A 14-ton tree is going to make Rockefeller Center its home this holiday season, and you can bet that thousands of revelers will flock to New York City to see it.
The 88th tree to grace the Plaza for the annual weeks-long display was cut down Thursday at the home of Carol Schultz in New York's Orange County community of Florida.
The Norway Spruce stands at 77 feet tall and is 46 feet in diameter but it was only 4 feet tall when the homeowner planted it in 1959. Schultz tells News 4 she initially had the plant inside her home on a coffee table but later planted it outside.
"I said, 'Oh I don't think it's gonna take.' You know how things happen, but it turned out to be a magnificent tree.

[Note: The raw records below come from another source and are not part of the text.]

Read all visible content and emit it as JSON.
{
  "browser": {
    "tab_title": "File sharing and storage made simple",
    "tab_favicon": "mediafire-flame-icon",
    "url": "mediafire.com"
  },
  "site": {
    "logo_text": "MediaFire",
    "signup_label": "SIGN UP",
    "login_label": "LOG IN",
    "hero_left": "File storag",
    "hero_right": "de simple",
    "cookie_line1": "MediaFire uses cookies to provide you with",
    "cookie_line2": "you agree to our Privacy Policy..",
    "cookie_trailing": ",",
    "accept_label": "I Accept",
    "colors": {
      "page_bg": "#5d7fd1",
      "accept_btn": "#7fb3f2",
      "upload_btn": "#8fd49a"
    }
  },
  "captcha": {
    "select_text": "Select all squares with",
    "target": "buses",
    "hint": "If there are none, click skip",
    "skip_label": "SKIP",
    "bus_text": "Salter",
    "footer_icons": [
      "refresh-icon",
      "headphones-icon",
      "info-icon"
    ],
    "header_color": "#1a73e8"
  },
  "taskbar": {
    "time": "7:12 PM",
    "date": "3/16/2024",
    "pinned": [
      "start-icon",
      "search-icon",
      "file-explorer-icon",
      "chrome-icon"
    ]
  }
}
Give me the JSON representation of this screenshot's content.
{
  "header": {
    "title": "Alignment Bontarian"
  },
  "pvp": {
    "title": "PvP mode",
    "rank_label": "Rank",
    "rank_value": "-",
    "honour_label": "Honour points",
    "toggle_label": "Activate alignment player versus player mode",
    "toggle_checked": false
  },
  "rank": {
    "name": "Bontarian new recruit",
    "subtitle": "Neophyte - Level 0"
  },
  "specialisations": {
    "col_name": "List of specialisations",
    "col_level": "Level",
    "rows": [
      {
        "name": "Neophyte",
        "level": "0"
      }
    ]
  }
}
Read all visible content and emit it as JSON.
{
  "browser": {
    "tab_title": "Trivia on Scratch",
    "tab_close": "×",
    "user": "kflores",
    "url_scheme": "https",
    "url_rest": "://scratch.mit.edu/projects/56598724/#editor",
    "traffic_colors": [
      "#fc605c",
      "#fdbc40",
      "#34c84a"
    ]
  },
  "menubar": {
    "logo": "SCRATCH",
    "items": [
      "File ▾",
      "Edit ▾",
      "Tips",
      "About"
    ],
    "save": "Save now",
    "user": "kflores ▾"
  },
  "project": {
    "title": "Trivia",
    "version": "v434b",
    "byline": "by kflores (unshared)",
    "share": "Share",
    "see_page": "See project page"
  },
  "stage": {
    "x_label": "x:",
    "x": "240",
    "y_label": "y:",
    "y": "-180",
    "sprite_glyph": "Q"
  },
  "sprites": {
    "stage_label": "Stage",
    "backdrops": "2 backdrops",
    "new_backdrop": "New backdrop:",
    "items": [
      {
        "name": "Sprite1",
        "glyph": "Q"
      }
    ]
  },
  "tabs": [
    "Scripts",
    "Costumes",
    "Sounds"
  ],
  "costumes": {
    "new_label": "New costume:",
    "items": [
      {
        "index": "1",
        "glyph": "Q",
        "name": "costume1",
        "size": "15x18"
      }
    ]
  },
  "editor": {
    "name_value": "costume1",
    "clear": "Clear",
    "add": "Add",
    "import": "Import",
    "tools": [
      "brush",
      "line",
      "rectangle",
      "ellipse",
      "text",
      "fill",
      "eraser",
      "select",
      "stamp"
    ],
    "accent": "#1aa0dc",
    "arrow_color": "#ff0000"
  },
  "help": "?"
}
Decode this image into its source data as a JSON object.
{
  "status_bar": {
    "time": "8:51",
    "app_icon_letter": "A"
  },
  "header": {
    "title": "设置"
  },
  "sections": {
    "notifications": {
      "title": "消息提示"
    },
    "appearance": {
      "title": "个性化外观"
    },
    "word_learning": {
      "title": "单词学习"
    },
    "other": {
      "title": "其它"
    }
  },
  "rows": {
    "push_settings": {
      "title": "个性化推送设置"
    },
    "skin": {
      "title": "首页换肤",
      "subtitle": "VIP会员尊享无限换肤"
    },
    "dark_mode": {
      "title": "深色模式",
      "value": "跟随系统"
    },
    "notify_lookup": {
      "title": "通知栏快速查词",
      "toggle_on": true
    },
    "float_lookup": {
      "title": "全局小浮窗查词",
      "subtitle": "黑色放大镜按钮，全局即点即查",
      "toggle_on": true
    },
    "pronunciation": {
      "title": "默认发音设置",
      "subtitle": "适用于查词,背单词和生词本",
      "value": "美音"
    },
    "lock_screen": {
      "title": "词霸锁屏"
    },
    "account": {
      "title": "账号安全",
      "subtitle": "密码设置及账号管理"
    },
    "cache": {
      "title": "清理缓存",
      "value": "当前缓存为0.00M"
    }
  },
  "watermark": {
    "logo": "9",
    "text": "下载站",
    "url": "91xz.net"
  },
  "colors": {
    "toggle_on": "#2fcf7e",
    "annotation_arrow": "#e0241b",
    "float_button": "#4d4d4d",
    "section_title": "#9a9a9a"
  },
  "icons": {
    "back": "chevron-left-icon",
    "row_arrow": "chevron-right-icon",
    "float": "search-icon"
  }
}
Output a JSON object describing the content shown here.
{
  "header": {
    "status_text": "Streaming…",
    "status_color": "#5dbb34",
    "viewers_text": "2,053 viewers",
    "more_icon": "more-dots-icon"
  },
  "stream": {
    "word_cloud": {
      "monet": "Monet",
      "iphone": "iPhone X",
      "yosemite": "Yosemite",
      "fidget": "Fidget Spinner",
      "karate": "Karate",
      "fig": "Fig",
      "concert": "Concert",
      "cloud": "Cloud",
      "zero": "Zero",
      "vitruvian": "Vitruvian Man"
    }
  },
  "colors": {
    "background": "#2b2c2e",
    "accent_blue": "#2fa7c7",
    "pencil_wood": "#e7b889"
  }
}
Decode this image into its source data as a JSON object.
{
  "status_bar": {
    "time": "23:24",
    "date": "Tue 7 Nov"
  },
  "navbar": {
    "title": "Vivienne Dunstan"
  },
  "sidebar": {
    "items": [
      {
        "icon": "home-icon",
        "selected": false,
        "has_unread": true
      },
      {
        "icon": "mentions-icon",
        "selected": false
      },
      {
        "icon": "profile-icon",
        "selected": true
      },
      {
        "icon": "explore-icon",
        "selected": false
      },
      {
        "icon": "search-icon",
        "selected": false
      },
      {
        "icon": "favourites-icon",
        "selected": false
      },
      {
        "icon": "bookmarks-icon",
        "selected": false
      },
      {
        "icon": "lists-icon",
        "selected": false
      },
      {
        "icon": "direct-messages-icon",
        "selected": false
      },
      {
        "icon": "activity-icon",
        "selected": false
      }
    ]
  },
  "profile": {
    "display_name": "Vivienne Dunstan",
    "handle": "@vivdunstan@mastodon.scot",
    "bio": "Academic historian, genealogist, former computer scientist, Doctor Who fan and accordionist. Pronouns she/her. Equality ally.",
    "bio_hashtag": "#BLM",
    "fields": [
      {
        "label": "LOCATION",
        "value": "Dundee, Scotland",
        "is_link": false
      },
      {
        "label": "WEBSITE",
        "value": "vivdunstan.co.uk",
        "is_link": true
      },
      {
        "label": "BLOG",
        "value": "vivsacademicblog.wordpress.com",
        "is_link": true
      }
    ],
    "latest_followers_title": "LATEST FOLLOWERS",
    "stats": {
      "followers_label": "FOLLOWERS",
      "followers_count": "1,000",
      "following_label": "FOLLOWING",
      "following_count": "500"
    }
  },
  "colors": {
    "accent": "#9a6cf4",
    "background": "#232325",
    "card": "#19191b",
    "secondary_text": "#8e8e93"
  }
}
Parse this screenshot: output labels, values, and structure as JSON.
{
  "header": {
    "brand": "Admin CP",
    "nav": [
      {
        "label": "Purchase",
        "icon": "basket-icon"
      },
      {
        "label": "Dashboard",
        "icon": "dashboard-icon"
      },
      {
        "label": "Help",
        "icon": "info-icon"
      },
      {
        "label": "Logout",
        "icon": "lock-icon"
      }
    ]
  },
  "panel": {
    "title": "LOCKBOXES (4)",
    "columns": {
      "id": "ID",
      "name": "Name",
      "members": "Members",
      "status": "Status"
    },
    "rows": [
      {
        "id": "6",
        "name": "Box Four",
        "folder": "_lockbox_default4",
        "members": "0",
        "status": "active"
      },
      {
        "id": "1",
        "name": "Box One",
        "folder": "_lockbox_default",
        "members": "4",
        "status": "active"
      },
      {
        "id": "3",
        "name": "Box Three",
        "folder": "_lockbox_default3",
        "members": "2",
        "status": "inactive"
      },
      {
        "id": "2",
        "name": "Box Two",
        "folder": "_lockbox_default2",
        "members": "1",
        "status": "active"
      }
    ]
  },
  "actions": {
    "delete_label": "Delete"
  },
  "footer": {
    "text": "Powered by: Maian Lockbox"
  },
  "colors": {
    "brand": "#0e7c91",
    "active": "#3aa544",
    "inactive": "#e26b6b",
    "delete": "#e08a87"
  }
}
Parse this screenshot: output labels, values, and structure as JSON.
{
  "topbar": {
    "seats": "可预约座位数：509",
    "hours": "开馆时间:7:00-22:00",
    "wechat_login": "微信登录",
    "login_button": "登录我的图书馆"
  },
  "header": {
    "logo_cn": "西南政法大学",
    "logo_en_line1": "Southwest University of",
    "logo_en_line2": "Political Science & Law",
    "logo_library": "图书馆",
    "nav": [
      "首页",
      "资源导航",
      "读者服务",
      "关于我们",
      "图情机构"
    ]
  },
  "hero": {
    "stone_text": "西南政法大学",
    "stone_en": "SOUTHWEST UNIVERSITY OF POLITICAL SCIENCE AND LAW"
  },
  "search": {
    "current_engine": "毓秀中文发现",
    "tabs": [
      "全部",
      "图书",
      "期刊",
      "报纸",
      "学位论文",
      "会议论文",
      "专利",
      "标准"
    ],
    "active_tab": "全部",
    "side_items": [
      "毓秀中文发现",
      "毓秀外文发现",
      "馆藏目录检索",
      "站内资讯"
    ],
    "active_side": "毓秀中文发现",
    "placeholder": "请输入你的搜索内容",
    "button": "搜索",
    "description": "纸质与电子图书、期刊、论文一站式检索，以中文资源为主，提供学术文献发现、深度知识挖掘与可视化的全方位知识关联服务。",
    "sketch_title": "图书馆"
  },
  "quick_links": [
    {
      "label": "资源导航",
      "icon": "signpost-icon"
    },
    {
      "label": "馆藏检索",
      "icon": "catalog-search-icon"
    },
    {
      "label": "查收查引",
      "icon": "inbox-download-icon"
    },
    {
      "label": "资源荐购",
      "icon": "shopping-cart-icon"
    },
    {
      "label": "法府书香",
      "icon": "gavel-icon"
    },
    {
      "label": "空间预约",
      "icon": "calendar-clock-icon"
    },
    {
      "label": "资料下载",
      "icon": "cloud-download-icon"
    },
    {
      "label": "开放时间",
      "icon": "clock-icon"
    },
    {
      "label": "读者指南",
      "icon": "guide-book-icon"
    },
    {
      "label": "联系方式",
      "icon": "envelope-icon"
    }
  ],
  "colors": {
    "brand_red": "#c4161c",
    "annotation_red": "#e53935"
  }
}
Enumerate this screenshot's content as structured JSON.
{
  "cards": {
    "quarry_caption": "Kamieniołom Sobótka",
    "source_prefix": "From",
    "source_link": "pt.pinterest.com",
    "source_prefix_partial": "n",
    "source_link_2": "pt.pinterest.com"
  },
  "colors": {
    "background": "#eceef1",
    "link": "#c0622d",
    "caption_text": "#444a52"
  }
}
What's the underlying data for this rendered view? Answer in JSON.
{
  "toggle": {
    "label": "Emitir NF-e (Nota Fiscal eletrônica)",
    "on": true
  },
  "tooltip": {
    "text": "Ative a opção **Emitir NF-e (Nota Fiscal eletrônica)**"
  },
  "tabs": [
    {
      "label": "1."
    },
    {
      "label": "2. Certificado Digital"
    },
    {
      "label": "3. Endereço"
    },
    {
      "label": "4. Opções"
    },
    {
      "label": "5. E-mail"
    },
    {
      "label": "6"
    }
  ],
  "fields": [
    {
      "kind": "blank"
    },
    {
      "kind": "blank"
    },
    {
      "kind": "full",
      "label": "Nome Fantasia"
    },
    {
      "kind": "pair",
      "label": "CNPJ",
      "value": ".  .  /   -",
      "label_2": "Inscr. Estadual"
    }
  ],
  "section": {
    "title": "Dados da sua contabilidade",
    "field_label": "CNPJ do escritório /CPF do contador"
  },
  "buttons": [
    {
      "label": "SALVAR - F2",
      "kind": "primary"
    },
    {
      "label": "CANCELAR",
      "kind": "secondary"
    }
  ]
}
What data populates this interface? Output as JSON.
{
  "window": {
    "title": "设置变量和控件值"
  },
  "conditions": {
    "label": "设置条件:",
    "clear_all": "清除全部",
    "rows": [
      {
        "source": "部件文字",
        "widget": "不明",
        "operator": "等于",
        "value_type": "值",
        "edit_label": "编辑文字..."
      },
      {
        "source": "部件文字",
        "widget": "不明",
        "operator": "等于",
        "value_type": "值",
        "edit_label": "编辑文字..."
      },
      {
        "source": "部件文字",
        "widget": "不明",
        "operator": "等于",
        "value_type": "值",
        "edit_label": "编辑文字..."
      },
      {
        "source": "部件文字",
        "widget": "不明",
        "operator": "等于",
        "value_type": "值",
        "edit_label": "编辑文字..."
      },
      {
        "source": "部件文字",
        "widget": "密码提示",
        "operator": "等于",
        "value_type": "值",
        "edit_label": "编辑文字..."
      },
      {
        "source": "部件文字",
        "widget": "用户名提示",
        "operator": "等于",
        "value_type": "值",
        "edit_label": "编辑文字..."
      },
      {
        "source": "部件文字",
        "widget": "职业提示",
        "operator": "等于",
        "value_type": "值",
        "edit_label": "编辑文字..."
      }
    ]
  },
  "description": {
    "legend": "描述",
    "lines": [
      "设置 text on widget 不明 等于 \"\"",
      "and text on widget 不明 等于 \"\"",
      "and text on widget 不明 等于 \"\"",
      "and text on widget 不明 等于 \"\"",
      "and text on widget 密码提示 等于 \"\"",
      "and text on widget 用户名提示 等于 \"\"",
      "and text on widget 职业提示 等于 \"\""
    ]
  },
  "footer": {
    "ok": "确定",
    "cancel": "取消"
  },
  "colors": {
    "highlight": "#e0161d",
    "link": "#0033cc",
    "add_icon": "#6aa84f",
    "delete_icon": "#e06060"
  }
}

It's so beautiful, shaped perfect and I'm happy to share it with everybody," Schultz said.
The head gardener from Rockefeller Center, Erik Pauze, says he spotted the top of the tree while he was driving nearby and he just had to figure out a way to get to it.
"As soon as I came around the corner I kind of knew it'd be the tree," Pauze said.
It's a bittersweet goodbye for Schultz but it was almost destined to be. It didn't take a lot of convincing on Pauze's part when he knocked on Schultz's door since she had submitted the very same tree to be the Rockefeller tree candidate in 2010.
The decades-old tree will be hoisted by a crane onto a 115-foot long trailer and transported into Manhattan, where it will be erected on Saturday, Nov. 9.
After being adorned with more than 50,000 multi-colored lights and crowned with the iconic Swarovski star, the tree will be illuminated for the first time during a live television broadcast on Wednesday, Dec. 4.
It'll be on display until Friday, Jan. 14, 2020. Afterwards, the tree will be donated to Habitat for Humanity to be made into a home.
Last year's tree was a 72-foot, 12-ton Norway spruce from Shirley Figueroa and Lissette Gutierrez in Wallkill.
The first Rockefeller Center Christmas tree was put up in 1931 by workers building the complex during the Great Depression. The first official tree lighting there was in 1933.